安本さんの説は、天皇の在位が長すぎるということに尽きる。在位期間がはっきりしている後世の天皇と比べると数倍の長さだ。これを常識的な長さに縮めると、神武天皇の即位は西暦300年前後だ。たしかに神武東征を西暦300年頃とすると、分かる話が多い。

神武以来の経過を記した日本書紀は、現代につながる文書として残されている。史書として扱おうという人たちもたくさん居る。それに対して邪馬台国は卑弥呼はあえて言えば、存在したという事実さえ分かればそれで良いとさえいえる。

それが、「日本書紀は800年サバを読んでいる」ということで学問的合意が成立すると、ある程度史書として読めるようになり、大助かりだ。
とにかく邪馬台国が西暦300年頃には崩壊していたようだ。神武の一族が邪馬台国の政権中枢とどういう関係にあったかは知らないが、とにかく邪馬台国の勢力範囲内に居たことは間違いない。そこから海路東にくだり、迂余曲折の末、大和盆地に根拠地を構えた。

それから数代を経て、神功皇后が登場する。そしていわゆる三韓征伐を行う。ここが再び日本が世界史に登場する時期となる。この三韓征伐が朝鮮側の資料で確認できれば、時間の空白は埋まり、大和王朝の全国支配が確定されることになる。

神功皇后の治世は69年にわたっており、これは明らかに嘘だろう。
ただ日本書紀は『百済記』と照合しており、これは西暦と照応している。ただ干支なので120年ごとに同じ日付が繰り返される。それによると三韓征伐の文献的事実は明らかに存在し、一番古いもので西暦上は246年または366年となっている。
しかし246年であれば、卑弥呼の記事との整合性は難しい。したがって366年と読むのが妥当だろう。

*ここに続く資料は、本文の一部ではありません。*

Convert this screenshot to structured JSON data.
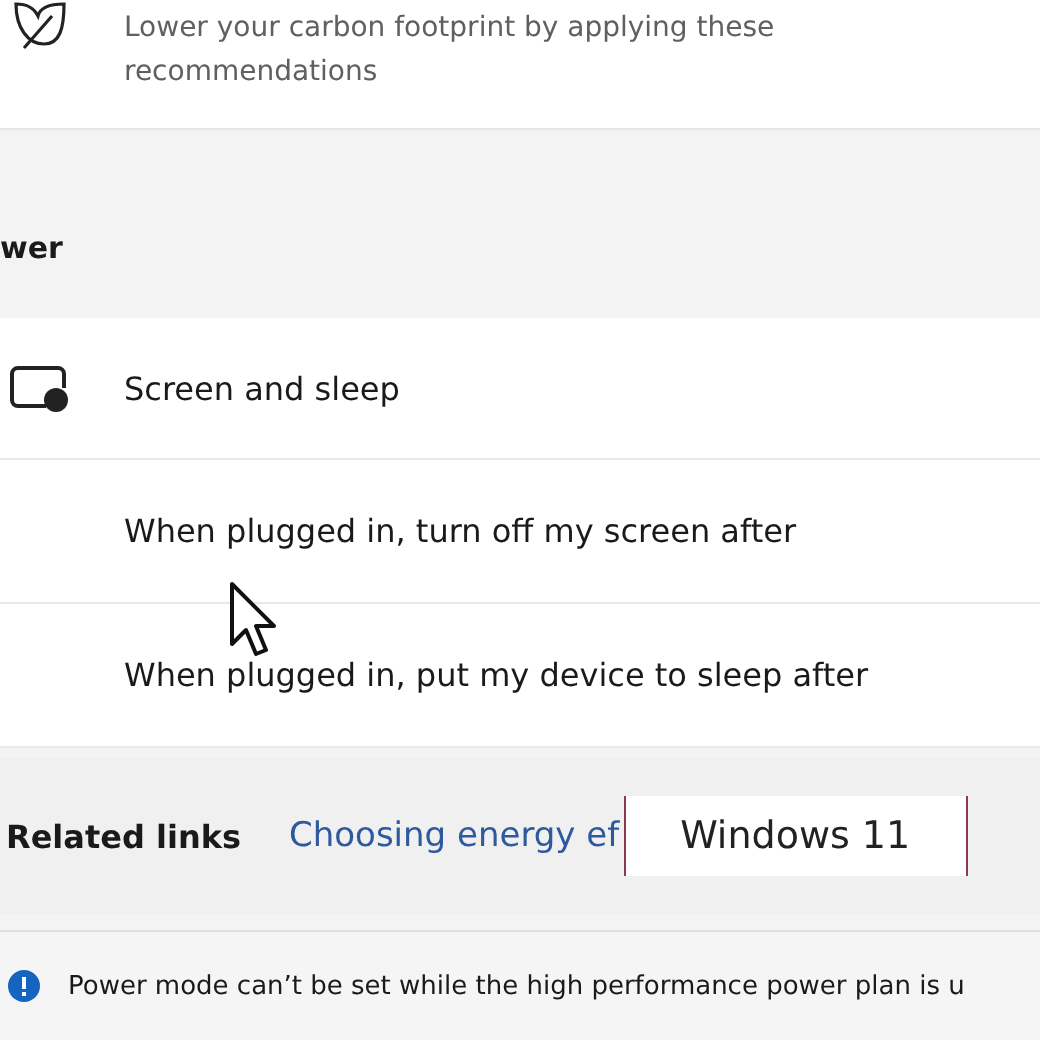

こうなると、安本さんの言うごとく、九州の邪馬台国がいったん滅亡し、その系統を継ぐ可能性のある神武一族が長駆近畿に攻め入り、大和王朝を創設した。そして50年ほど後に九州をも平定し全国政権となり、さらに新羅へも攻め込むという時間的経過になるのではないだろうか。

神功皇后は卑弥呼と同じくシャーマンの色彩が濃厚であり、仲哀天皇に対してクーデターを起こしたのは武内宿禰であっただろう。天皇家はもともと九州に土地勘があり、熊襲進攻を主張したのに対し、もともと新羅系の出自と思われる神功皇后は新羅への進攻を主張し対立したのではないだろうか。

三韓征伐の後、神功皇后らは、地元が不穏になったのを聞き、大和に戻っている。この後『百済記』では382年にも再度新羅進攻があったことが確認されている。

と、分かったようなことを書いたが、ウィキペディアによると、新羅は有史以来日本の侵略を受けっぱなしで、台風のように日本軍(といっても海賊みたいなものだろうが)がやってきては首都を攻められているようだ。これではどれが神功皇后の関連か分からない。